Pin It Conversation that took place in my house a few days ago:
Husband: Hey Mel? What do you want for Christmas?
Me: I think I'd like a goat. Maybe a couple of chickens too.
another conversation that took place in my house a few days ago:
Me: Kids, we have too many toys. We need to scale back. When you are incapable of cleaning your rooms because there is too much stuff for the space, that says to me that we need to a) get rid of a few things and b) not bring so much stuff into the house. So, I want you to really think about what you want for Christmas this year. Please don't give me a list with every toy you see advertised on it, because you will be sorely disappointed come Christmas morning.
Boy: Watch me jump off the furniture! (sometimes the little one has some focus issues!)
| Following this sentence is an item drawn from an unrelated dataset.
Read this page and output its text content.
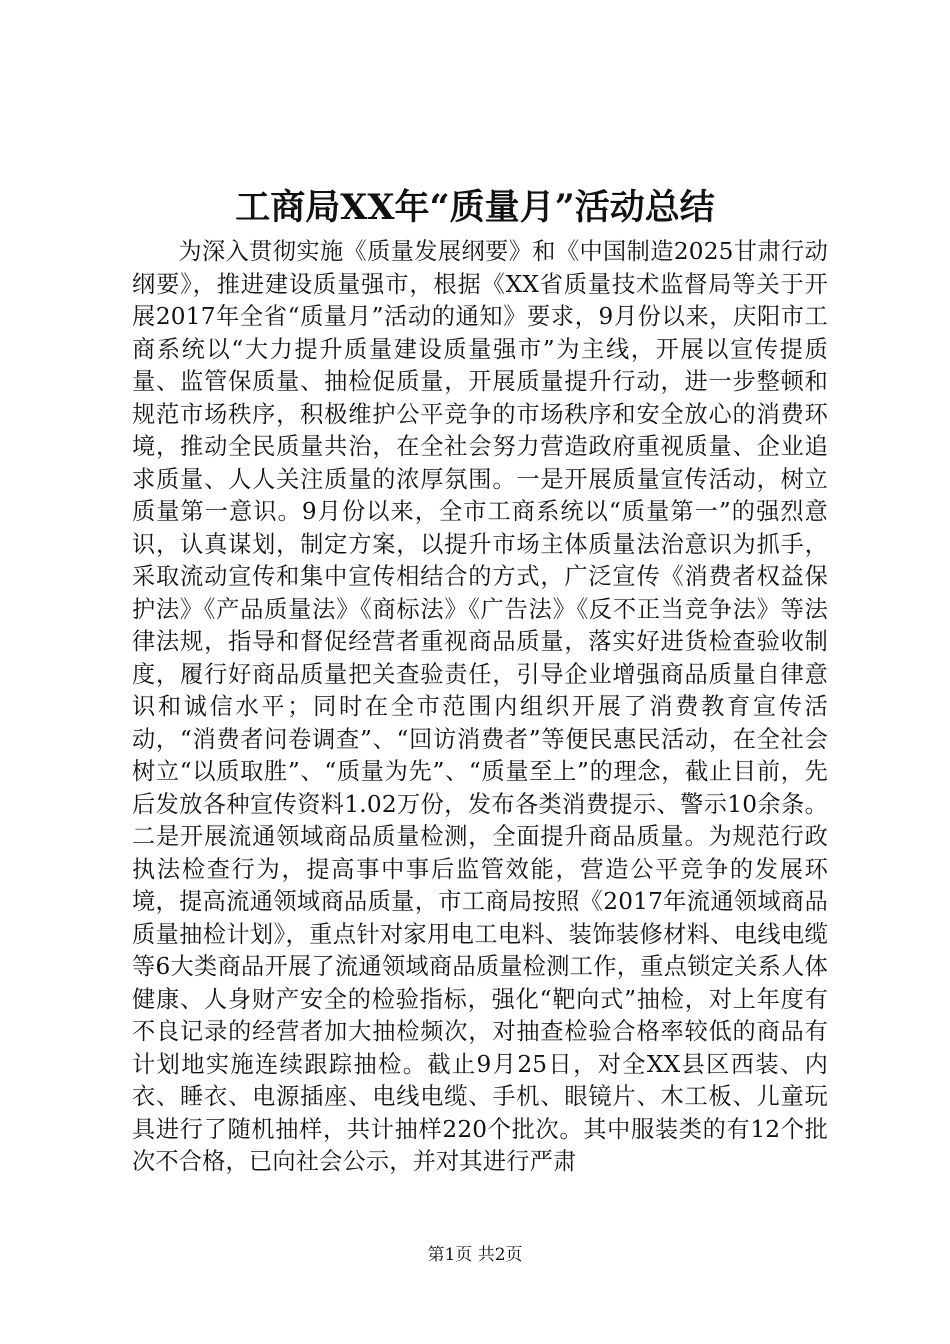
工商局XX年“质量月”活动总结

为深入贯彻实施《质量发展纲要》和《中国制造2025甘肃行动纲要》，推进建设质量强市，根据《XX省质量技术监督局等关于开展2017年全省“质量月”活动的通知》要求，9月份以来，庆阳市工商系统以“大力提升质量建设质量强市”为主线，开展以宣传提质量、监管保质量、抽检促质量，开展质量提升行动，进一步整顿和规范市场秩序，积极维护公平竞争的市场秩序和安全放心的消费环境，推动全民质量共治，在全社会努力营造政府重视质量、企业追求质量、人人关注质量的浓厚氛围。一是开展质量宣传活动，树立质量第一意识。9月份以来，全市工商系统以“质量第一”的强烈意识，认真谋划，制定方案，以提升市场主体质量法治意识为抓手，采取流动宣传和集中宣传相结合的方式，广泛宣传《消费者权益保护法》《产品质量法》《商标法》《广告法》《反不正当竞争法》等法律法规，指导和督促经营者重视商品质量，落实好进货检查验收制度，履行好商品质量把关查验责任，引导企业增强商品质量自律意识和诚信水平；同时在全市范围内组织开展了消费教育宣传活动，“消费者问卷调查”、“回访消费者”等便民惠民活动，在全社会树立“以质取胜”、“质量为先”、“质量至上”的理念，截止目前，先后发放各种宣传资料1.02万份，发布各类消费提示、警示10余条。二是开展流通领域商品质量检测，全面提升商品质量。为规范行政执法检查行为，提高事中事后监管效能，营造公平竞争的发展环境，提高流通领域商品质量，市工商局按照《2017年流通领域商品质量抽检计划》，重点针对家用电工电料、装饰装修材料、电线电缆等6大类商品开展了流通领域商品质量检测工作，重点锁定关系人体健康、人身财产安全的检验指标，强化“靶向式”抽检，对上年度有不良记录的经营者加大抽检频次，对抽查检验合格率较低的商品有计划地实施连续跟踪抽检。截止9月25日，对全XX县区西装、内衣、睡衣、电源插座、电线电缆、手机、眼镜片、木工板、儿童玩具进行了随机抽样，共计抽样220个批次。其中服装类的有12个批次不合格，已向社会公示，并对其进行严肃

第1页 共2页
Me: Just think ... if we do a smaller Christmas, we could use some of what we would have spent to buy a goat and chickens and REALLY help a family in need. You have so much stuff, and these people do not even have sufficient food to eat!
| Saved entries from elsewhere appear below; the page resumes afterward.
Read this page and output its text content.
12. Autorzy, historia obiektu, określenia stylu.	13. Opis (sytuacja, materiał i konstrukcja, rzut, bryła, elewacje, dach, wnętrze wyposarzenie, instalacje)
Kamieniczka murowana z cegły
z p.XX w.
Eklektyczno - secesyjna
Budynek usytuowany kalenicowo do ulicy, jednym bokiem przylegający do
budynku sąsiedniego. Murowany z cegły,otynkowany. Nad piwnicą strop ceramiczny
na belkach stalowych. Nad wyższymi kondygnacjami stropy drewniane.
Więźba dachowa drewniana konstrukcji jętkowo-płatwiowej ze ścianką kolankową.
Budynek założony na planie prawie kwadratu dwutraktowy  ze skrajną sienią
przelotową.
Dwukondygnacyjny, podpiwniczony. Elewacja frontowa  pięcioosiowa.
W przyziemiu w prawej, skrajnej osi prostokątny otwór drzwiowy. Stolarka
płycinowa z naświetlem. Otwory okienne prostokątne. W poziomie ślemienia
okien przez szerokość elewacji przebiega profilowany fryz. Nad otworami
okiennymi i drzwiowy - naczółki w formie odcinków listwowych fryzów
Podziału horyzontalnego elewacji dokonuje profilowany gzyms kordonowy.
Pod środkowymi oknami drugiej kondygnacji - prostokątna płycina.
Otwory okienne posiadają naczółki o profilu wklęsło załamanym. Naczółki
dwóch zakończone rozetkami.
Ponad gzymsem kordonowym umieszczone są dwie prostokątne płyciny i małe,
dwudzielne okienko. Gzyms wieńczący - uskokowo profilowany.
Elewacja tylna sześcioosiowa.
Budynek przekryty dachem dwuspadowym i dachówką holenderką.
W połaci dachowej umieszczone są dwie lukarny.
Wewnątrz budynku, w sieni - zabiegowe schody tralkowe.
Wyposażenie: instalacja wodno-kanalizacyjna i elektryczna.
Girls: O_o (asking each others in concerned whispers "is she serious?")
Boy: YOU ARE NOT THE BOSS OF CHRISTMAS!!
Okay, so a little artistic license was used in these conversations, although the "You are not the boss of Christmas!" was shouted at me last night by a certain five year old.
I think the Lord placed the World Vision catalog in my hand within five minutes of me discovering that the girls COULD NOT clean their room because they had more stuff than space for a reason though. I got to thinking. What if we took $100 out of our Christmas budget and gave it away? To World Vision for a goat and two chickens, or to a friend's adoption fund, or to my friends raising orphans in Kenya, or to the Salvation Army, or to a family that needs shoes and coats for their kids, or maybe a Christmas dinner, or toys to put under their tree? Would that $100 really be missed by our family? In light of the difference it could make in the life of another family?
My poor children do not get it yet. They've led pretty sheltered lives and are pretty much used to having what they want. I wouldn't necessarily call them spoiled brats, but we haven't done a fabulous job teaching them gratitude, and teaching them how very much they have, because we haven't made an effort to live with gratitude and to live like we are aware of how very much we have. I know how hard it is when you're bombarded with advertisements everywhere that show you just how much more STUFF is out there and how you need it ALL! I'm right there with them. I saw an ad last night for a coffee maker I decided that I really need. It caused an immediate dislike for the coffee maker I have, which works fine, which I seriously use about ten times a year. So yeah, I'm a rational adult who KNOWS that I'm richer than a significant portion of the world just by having sufficient (ahem, MORE than sufficient) food and clean water and a warm bed to sleep in. I know it's hard for kids who don't know that.
I really am serious though. We are going to scale back our own Christmas this year, following the "something they want, something they need, something to wear, something to read" principle, and the excess that I would have spent I want to use to bless others. Hopefully the rest of my family will see it as a blessing as well.
May I challenge you to give this Christmas away, as well?